In short, NCL posted a reasonably positive-mixed quarterly earnings. They beat their earnings per share by $0.02, however missed their target revenue by $14.86 million. ¬†This last parts a killer. Their stock is trading lower now because of it. But for a company that’s always struggled to stay in the black, these aren’t terrible earnings.

Full results after the jump:

Norwegian Cruise Line (Nasdaq:NCLH) (Norwegian Cruise Line Holdings Ltd., NCL Corporation Ltd., “Norwegian” or “the Company”), today reported results for the quarter ended June 30, 2013, and provided guidance for the third quarter and full year 2013.

Quarter Highlights

  • Adjusted Net Income growth of 67.1% to $60.2 million with Adjusted EPS of $0.29
  • Adjusted EBITDA increase of 12.8% to $152.3 million
  • Net Yield increase of 3.5% (3.7% on a Constant Currency basis)
  • Successful delivery and launch of Norwegian Breakaway
  • Refinancing transactions strengthen balance sheet, lower interest expense going forward

Second Quarter 2013 Results

“While the addition of Norwegian Breakaway to our fleet was undoubtedly the highlight of the quarter, our strong results, which include our twentieth consecutive quarter of year-over-year Adjusted EBITDA growth, are equally as notable,” said Kevin Sheehan, president and chief executive officer of Norwegian Cruise Line. “Other initiatives in the quarter, from the refinancing of certain credit facilities to further optimize our capital structure, to the enhancements carried out on Pride of America at her recent dry-dock, demonstrate our culture of leaving no stone unturned in order to add incremental value for our shareholders and enhance the cruise experience for our guests.”

The Company reported Adjusted Net Income for the second quarter of 2013 of $60.2 million and Adjusted EPS of $0.29 compared to $36.0 million and$0.20 in 2012, respectively. Adjusted Net Income and Adjusted EPS exclude expenses totaling $70.1 million related to refinancing transactions in the quarter (see “Transactions in the Quarter”). On a GAAP basis, net loss and diluted loss per share were $(8.8) million and $(0.04), respectively.

An increase in Capacity Days and improvement in Net Yield resulted in a 12.0% increase in Net Revenue in the quarter. The addition of Norwegian Breakaway to the fleet, partially offset by planned Dry-docks for Pride of America and Norwegian Pearl, contributed to the 8.2% increase in Capacity Days while improvements in both passenger ticket and onboard revenue resulted in a 3.5% (3.7% on a Constant Currency basis) increase in Net Yield.

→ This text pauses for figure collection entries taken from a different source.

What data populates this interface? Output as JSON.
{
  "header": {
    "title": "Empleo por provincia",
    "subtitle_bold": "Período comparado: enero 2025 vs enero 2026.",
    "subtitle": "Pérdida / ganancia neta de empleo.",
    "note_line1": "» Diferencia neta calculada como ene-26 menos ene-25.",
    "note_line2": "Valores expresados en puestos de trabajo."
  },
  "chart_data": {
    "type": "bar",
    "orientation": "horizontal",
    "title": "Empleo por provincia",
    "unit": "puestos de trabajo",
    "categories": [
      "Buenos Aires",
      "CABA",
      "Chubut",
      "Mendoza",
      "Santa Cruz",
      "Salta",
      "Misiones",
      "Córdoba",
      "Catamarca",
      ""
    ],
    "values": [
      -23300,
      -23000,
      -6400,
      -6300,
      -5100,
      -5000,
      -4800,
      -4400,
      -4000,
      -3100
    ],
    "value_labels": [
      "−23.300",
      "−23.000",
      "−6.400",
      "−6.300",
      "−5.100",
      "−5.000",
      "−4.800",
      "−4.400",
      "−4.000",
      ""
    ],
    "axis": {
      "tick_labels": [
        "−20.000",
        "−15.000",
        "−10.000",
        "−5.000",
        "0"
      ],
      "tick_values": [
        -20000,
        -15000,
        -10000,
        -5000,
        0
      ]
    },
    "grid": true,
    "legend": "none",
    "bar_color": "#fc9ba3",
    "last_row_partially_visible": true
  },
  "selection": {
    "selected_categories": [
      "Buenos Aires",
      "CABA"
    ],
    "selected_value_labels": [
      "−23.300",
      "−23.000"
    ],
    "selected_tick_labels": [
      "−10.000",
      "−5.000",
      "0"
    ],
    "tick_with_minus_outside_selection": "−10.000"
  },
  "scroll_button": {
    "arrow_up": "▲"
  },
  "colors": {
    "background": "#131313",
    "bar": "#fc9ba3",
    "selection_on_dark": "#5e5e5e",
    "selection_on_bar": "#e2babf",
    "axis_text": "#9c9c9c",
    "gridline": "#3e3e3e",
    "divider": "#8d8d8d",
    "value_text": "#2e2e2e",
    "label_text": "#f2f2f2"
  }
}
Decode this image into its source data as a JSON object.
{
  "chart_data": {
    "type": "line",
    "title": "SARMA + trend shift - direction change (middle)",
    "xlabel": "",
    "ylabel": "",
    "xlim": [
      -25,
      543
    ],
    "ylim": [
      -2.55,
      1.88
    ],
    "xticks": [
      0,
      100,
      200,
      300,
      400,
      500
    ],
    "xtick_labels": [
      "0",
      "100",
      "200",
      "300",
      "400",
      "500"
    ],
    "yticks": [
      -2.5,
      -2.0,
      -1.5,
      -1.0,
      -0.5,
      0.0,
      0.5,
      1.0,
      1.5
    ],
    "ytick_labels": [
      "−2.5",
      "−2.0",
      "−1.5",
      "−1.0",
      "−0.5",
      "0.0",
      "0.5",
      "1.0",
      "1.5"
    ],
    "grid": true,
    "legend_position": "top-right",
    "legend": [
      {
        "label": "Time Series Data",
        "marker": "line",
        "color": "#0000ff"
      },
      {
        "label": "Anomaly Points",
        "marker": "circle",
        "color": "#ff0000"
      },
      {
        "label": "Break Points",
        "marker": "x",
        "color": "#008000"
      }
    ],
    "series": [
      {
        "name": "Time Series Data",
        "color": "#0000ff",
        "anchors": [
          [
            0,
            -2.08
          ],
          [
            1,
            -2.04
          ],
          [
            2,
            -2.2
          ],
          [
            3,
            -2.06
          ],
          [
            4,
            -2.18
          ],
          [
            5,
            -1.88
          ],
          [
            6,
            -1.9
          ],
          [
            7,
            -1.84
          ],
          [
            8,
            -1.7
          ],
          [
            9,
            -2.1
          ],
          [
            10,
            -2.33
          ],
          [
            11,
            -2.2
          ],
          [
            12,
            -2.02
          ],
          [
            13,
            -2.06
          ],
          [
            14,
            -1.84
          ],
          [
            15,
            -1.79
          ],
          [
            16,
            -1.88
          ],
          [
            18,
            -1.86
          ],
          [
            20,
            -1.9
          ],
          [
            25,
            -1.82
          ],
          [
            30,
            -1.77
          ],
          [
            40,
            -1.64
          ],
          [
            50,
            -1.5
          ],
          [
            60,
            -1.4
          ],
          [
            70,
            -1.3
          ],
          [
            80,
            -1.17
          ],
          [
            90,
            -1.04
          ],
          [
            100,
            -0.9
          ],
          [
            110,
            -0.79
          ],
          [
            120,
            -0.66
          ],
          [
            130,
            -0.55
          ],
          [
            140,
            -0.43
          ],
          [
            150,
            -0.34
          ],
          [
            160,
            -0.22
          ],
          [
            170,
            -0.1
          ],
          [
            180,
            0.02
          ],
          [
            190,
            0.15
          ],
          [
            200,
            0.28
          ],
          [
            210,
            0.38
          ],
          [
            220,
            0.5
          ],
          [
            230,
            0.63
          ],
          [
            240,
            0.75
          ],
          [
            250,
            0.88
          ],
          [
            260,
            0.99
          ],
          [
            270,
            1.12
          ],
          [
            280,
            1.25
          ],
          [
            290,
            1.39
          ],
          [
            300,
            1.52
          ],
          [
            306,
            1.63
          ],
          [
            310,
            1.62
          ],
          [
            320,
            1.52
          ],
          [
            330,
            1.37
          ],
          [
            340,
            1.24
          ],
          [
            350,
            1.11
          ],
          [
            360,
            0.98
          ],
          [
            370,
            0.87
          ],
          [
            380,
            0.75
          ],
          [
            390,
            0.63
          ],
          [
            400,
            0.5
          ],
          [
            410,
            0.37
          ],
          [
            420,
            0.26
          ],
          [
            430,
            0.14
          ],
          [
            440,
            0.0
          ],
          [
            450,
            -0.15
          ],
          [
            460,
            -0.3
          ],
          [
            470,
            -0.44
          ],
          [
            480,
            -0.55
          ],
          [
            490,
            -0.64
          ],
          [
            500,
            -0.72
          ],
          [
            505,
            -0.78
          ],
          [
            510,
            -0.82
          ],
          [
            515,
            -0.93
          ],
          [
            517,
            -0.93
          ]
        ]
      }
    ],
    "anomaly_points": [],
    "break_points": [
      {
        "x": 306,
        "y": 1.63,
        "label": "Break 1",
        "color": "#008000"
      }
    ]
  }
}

Adjusted Net Cruise Cost Excluding Fuel per Capacity Day increased 4.8% on both an as reported and Constant Currency basis over prior year due to the timing of planned Dry-docks along with inaugural and launch expenses related to Norwegian Breakaway. Fuel price per metric ton, net of hedges, was essentially flat to prior year at $686 compared to $684 in 2012.

Interest expense, net in the quarter exceeded prior year by $54.8 million primarily due to expenses totaling $70.1 million related to the refinancing of certain credit facilities and the redemption of the remaining balance of the Company’s $350 million 9.5% Senior Unsecured Notes due 2018 (see “Transactions in the Quarter”).

Transactions in the Quarter

During the quarter the Company completed two refinancing transactions which strengthened the Company’s balance sheet and will reduce interest expense going forward. The first transaction, a new $1.3 billion credit facility comprised of a $675 million term loan and a $625 million non-amortizing revolving credit facility, refinanced certain credit facilities secured by Norwegian Star, Spirit, Sun, Dawn, Pearl and Gem. In conjunction with this transaction the Company redeemed the remaining $228 million outstanding balance of its $350 million 9.5% Senior Unsecured Notes due 2018. The second transaction amended certain credit facilities secured by Norwegian Jewel, Jade and Pride of America to reduce applicable margins and enhance certain terms and conditions. These transactions resulted in no material change in debt levels. Expenses related to the transactions, including write-off of deferred financing fees and premiums for the redemption of the Senior Unsecured Notes, totaled $70.1 million and are included in interest expense.